Идти сразу же к Чандлерам было бы безумием. Что, если они уже поняли, что это моих рук дело?
И я побежал через лес к Большому Камню.
Пирамидка из камней, под которой лежали доллары, была там же, где я ее оставил.
При свете дня она уже не напоминала жертвенный алтарь. Она скорее была похожа на кучку собачьего дерьма. Она словно издевалась надо мной.
Я сразу понял, что это значит. Мег не убежала.
Ее поймали.
Она по-прежнему в их доме.
К горлу подкатила тошнота. Я был зол, потом напуган, а потом и просто запутался в происшедшем. Что, если они решили, что это я открыл засов? Что, если они заставили Мег во всем признаться?
И что мне делать теперь?
Бежать из города?
Ты можешь пойти в полицию, подумал я. Можешь встретиться с мистером Дженнингсом.

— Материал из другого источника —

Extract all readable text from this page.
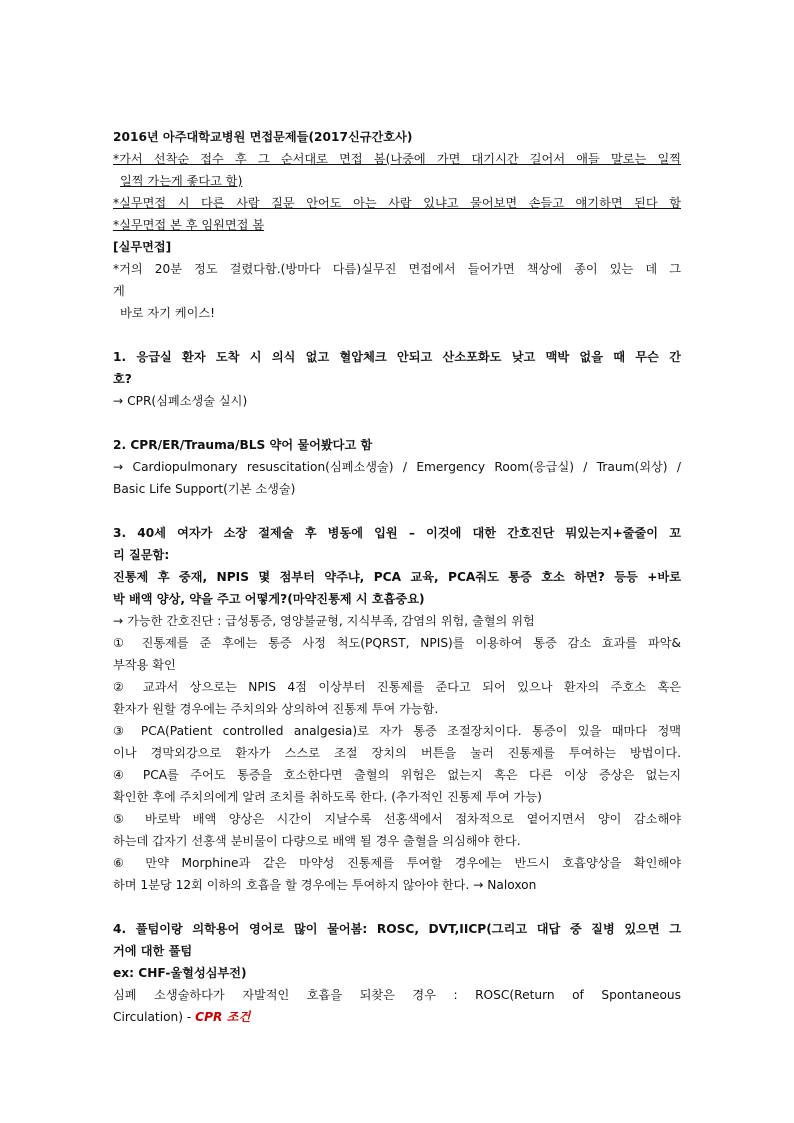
2016년 아주대학교병원 면접문제들(2017신규간호사)
*가서 선착순 접수 후 그 순서대로 면접 봄(나중에 가면 대기시간 길어서 애들 말로는 일찍
일찍 가는게 좋다고 함)
*실무면접 시 다른 사람 질문 안어도 아는 사람 있냐고 물어보면 손들고 얘기하면 된다 함
*실무면접 본 후 임원면접 봄
[실무면접]
*거의 20분 정도 걸렸다함.(방마다 다름)실무진 면접에서 들어가면 책상에 종이 있는 데 그
게
바로 자기 케이스!
1. 응급실 환자 도착 시 의식 없고 혈압체크 안되고 산소포화도 낮고 맥박 없을 때 무슨 간
호?
→ CPR(심폐소생술 실시)
2. CPR/ER/Trauma/BLS 약어 물어봤다고 함
→ Cardiopulmonary resuscitation(심폐소생술) / Emergency Room(응급실) / Traum(외상) /
Basic Life Support(기본 소생술)
3. 40세 여자가 소장 절제술 후 병동에 입원 – 이것에 대한 간호진단 뭐있는지+줄줄이 꼬
리 질문함:
진통제 후 중재, NPIS 몇 점부터 약주냐, PCA 교육, PCA줘도 통증 호소 하면? 등등 +바로
박 배액 양상, 약을 주고 어떻게?(마약진통제 시 호흡중요)
→ 가능한 간호진단 : 급성통증, 영양불균형, 지식부족, 감염의 위험, 출혈의 위험
① 진통제를 준 후에는 통증 사정 척도(PQRST, NPIS)를 이용하여 통증 감소 효과를 파악&
부작용 확인
② 교과서 상으로는 NPIS 4점 이상부터 진통제를 준다고 되어 있으나 환자의 주호소 혹은
환자가 원할 경우에는 주치의와 상의하여 진통제 투여 가능함.
③ PCA(Patient controlled analgesia)로 자가 통증 조절장치이다. 통증이 있을 때마다 정맥
이나 경막외강으로 환자가 스스로 조절 장치의 버튼을 눌러 진통제를 투여하는 방법이다.
④ PCA를 주어도 통증을 호소한다면 출혈의 위험은 없는지 혹은 다른 이상 증상은 없는지
확인한 후에 주치의에게 알려 조치를 취하도록 한다. (추가적인 진통제 투여 가능)
⑤ 바로박 배액 양상은 시간이 지날수록 선홍색에서 점차적으로 옅어지면서 양이 감소해야
하는데 갑자기 선홍색 분비물이 다량으로 배액 될 경우 출혈을 의심해야 한다.
⑥ 만약 Morphine과 같은 마약성 진통제를 투여할 경우에는 반드시 호흡양상을 확인해야
하며 1분당 12회 이하의 호흡을 할 경우에는 투여하지 않아야 한다. → Naloxon
4. 풀텀이랑 의학용어 영어로 많이 물어봄: ROSC, DVT,IICP(그리고 대답 중 질병 있으면 그
거에 대한 풀텀
ex: CHF-울혈성심부전)
심폐 소생술하다가 자발적인 호흡을 되찾은 경우 : ROSC(Return of Spontaneous
Circulation) - CPR 조건
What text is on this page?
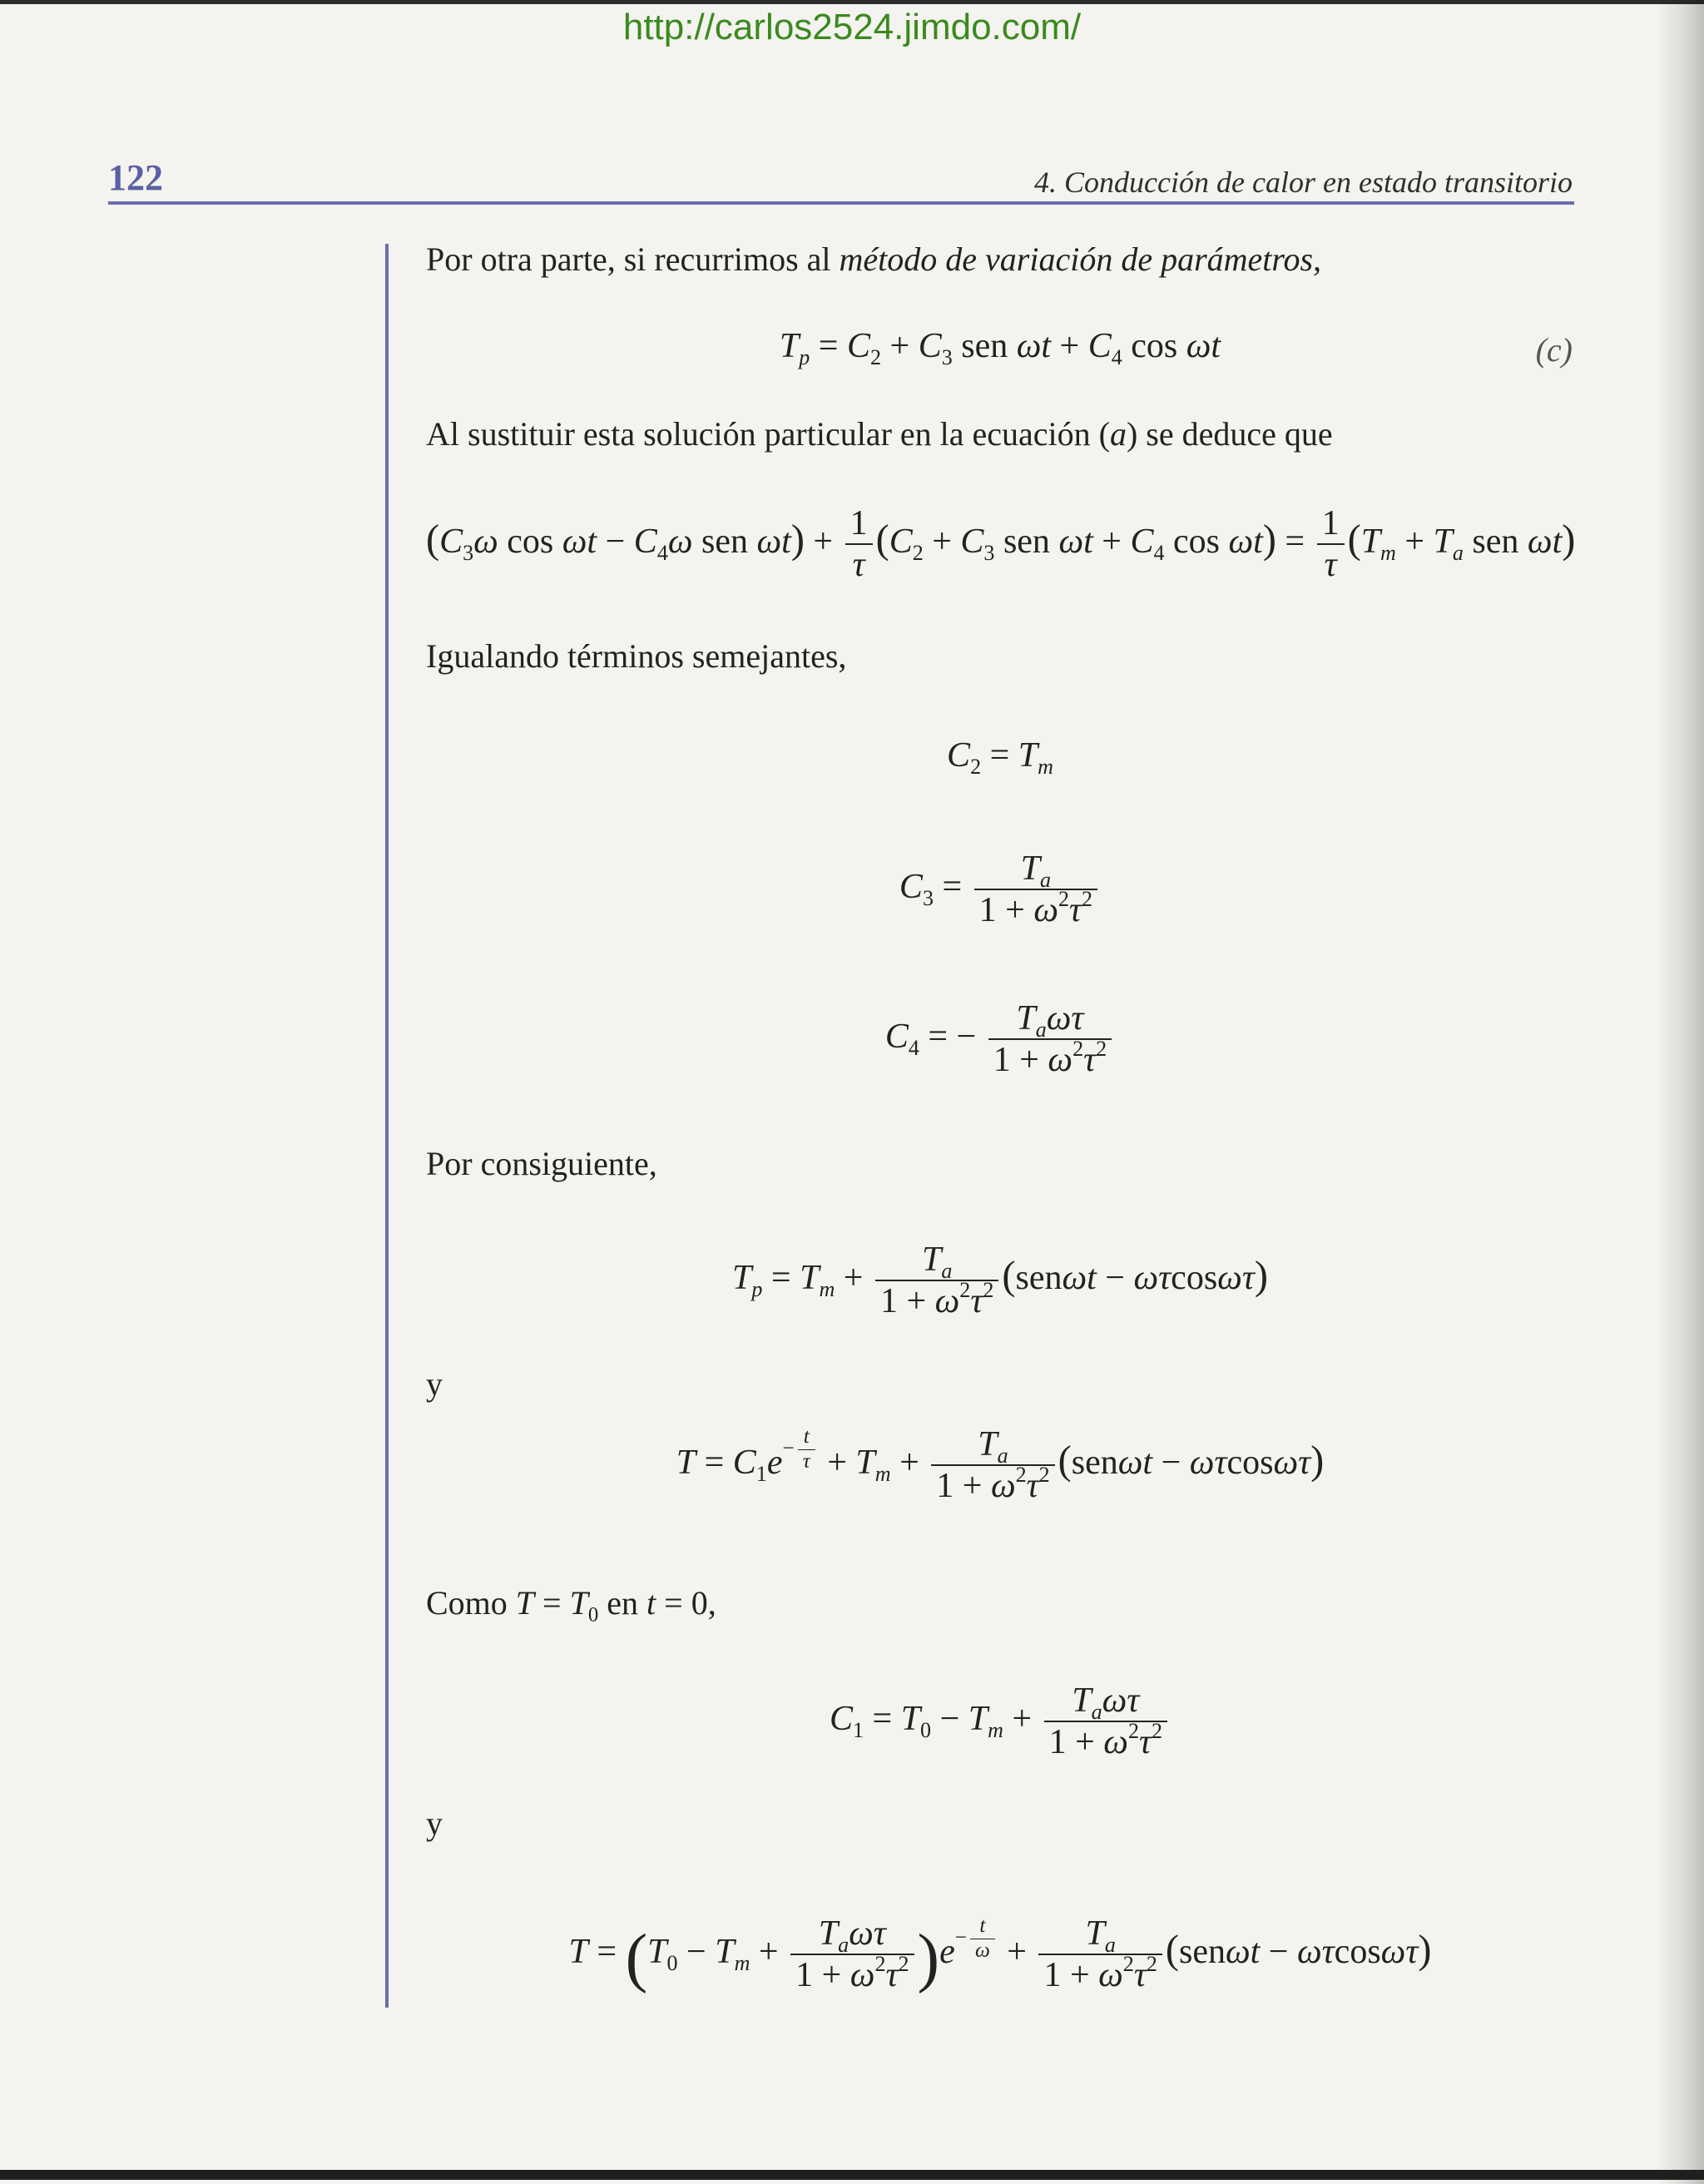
http://carlos2524.jimdo.com/
122	4. Conducción de calor en estado transitorio
Por otra parte, si recurrimos al método de variación de parámetros,
$T_p = C_2 + C_3$ sen $\omega t + C_4$ cos ωt	(c)
Al sustituir esta solución particular en la ecuación (a) se deduce que
($C_3\omega$ $\cos \omega t - C_4\omega$ sen $\omega t) + \frac{1}{\tau} (C_2 + C_3$ sen $\omega t + C_4$ $\cos \omega t) = \frac{1}{\tau} (T_m + T_a$ sen ωt)
Igualando términos semejantes,
$C_2 = T_m$
$C_3 = \frac{T_a}{1 + \omega^2\tau^2}$
$C_4$ = − $\frac{T_a\omega\tau}{1 + \omega^2\tau^2}$
Por consiguiente,
$T_p = T_m + \frac{T_a}{1 + \omega^2\tau^2} (sen\omega t - \omega\tau\cos\omega\tau)$
y
$T = C_1e- \frac{t}{\tau} + T_m + \frac{T_a}{1 + \omega^2\tau^2} (sen\omega t - \omega\tau\cos\omega\tau)$
Como $T = T_0$ en t = 0,
$C_1 = T_0 - T_m + \frac{T_a\omega\tau}{1 + \omega^2\tau^2}$
y
$T = (T_0 - T_m + \frac{T_a\omega\tau}{1 + \omega^2\tau^2} )e- \frac{t}{\omega} + \frac{T_a}{1 + \omega^2\tau^2} (sen\omega t - \omega\tau\cos\omega\tau)$
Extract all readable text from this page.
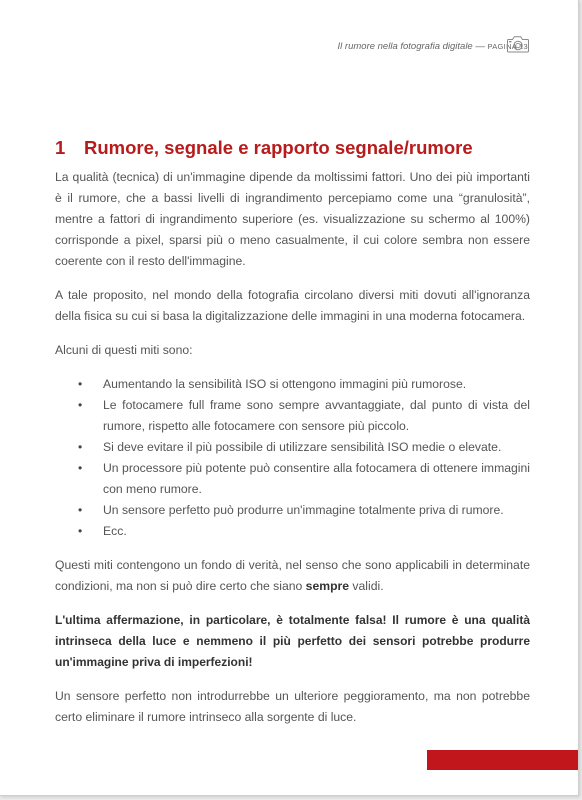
Il rumore nella fotografia digitale — PAGINA 13
1 Rumore, segnale e rapporto segnale/rumore

La qualità (tecnica) di un'immagine dipende da moltissimi fattori. Uno dei più importanti è il rumore, che a bassi livelli di ingrandimento percepiamo come una “granulosità”, mentre a fattori di ingrandimento superiore (es. visualizzazione su schermo al 100%) corrisponde a pixel, sparsi più o meno casualmente, il cui colore sembra non essere coerente con il resto dell'immagine.

A tale proposito, nel mondo della fotografia circolano diversi miti dovuti all'ignoranza della fisica su cui si basa la digitalizzazione delle immagini in una moderna fotocamera.

Alcuni di questi miti sono:

• Aumentando la sensibilità ISO si ottengono immagini più rumorose.
• Le fotocamere full frame sono sempre avvantaggiate, dal punto di vista del rumore, rispetto alle fotocamere con sensore più piccolo.
• Si deve evitare il più possibile di utilizzare sensibilità ISO medie o elevate.
• Un processore più potente può consentire alla fotocamera di ottenere immagini con meno rumore.
• Un sensore perfetto può produrre un'immagine totalmente priva di rumore.
• Ecc.

Questi miti contengono un fondo di verità, nel senso che sono applicabili in determinate condizioni, ma non si può dire certo che siano sempre validi.

L'ultima affermazione, in particolare, è totalmente falsa! Il rumore è una qualità intrinseca della luce e nemmeno il più perfetto dei sensori potrebbe produrre un'immagine priva di imperfezioni!

Un sensore perfetto non introdurrebbe un ulteriore peggioramento, ma non potrebbe certo eliminare il rumore intrinseco alla sorgente di luce.
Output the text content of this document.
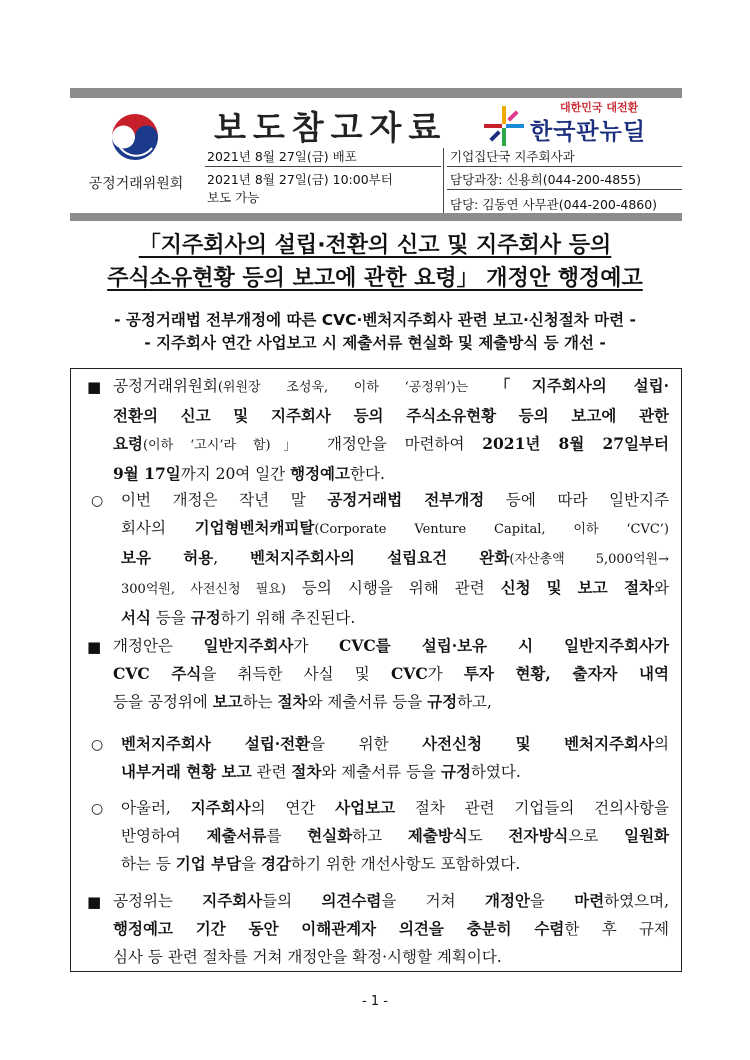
공정거래위원회
보도참고자료
대한민국 대전환
한국판뉴딜
2021년 8월 27일(금) 배포
2021년 8월 27일(금) 10:00부터
보도 가능
기업집단국 지주회사과
담당과장: 신용희(044-200-4855)
담당: 김동연 사무관(044-200-4860)
「지주회사의 설립·전환의 신고 및 지주회사 등의
주식소유현황 등의 보고에 관한 요령」 개정안 행정예고
- 공정거래법 전부개정에 따른 CVC·벤처지주회사 관련 보고·신청절차 마련 -
- 지주회사 연간 사업보고 시 제출서류 현실화 및 제출방식 등 개선 -
■ 공정거래위원회(위원장 조성욱, 이하 ‘공정위’)는 「지주회사의 설립·
전환의 신고 및 지주회사 등의 주식소유현황 등의 보고에 관한
요령(이하 ‘고시’라 함)」 개정안을 마련하여 2021년 8월 27일부터
9월 17일까지 20여 일간 행정예고한다.
○ 이번 개정은 작년 말 공정거래법 전부개정 등에 따라 일반지주
회사의 기업형벤처캐피탈(Corporate Venture Capital, 이하 ‘CVC’)
보유 허용, 벤처지주회사의 설립요건 완화(자산총액 5,000억원→
300억원, 사전신청 필요) 등의 시행을 위해 관련 신청 및 보고 절차와
서식 등을 규정하기 위해 추진된다.
■ 개정안은 일반지주회사가 CVC를 설립·보유 시 일반지주회사가
CVC 주식을 취득한 사실 및 CVC가 투자 현황, 출자자 내역
등을 공정위에 보고하는 절차와 제출서류 등을 규정하고,
○ 벤처지주회사 설립·전환을 위한 사전신청 및 벤처지주회사의
내부거래 현황 보고 관련 절차와 제출서류 등을 규정하였다.
○ 아울러, 지주회사의 연간 사업보고 절차 관련 기업들의 건의사항을
반영하여 제출서류를 현실화하고 제출방식도 전자방식으로 일원화
하는 등 기업 부담을 경감하기 위한 개선사항도 포함하였다.
■ 공정위는 지주회사들의 의견수렴을 거쳐 개정안을 마련하였으며,
행정예고 기간 동안 이해관계자 의견을 충분히 수렴한 후 규제
심사 등 관련 절차를 거쳐 개정안을 확정·시행할 계획이다.
- 1 -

И тут же пришла другая мысль: «Прекрасно, и что я ему расскажу? Что Рут месяцами пытает Мег, и я знаю об этом потому, что сам во всем участвовал?»
Я видел достаточно полицейских фильмов и потому понимал, что такое «сообщник».
И я знал мальчишку – друга моего кузена из Вест-Оранж, – которого на год упекли в колонию для малолеток за то, что он надулся пива и угнал машину у соседа. Он говорил, что тебя могут избивать, накачивать таблетками, совать в смирительную рубашку, в общем, делать все, что их душе угодно. И выпустят только тогда, когда им придет это в голову.
Но должен же быть какой-то другой вариант?
Как сказала Мег, отказавшись взять деньги в подвале, – мы можем попробовать еще раз. Но продумать все лучше.
Если только они уже не узнали обо мне.
Был только один способ выяснить это.
Я взобрался на Камень, собрал все деньги и сунул их в карман.
Потом сделал очень глубокий вдох.
И отправился к Чандлерам.
Глава сороковая
Вилли встретил меня в дверях, и было понятно, что, даже если они что-то знали или подозревали, у него на уме были дела поважней.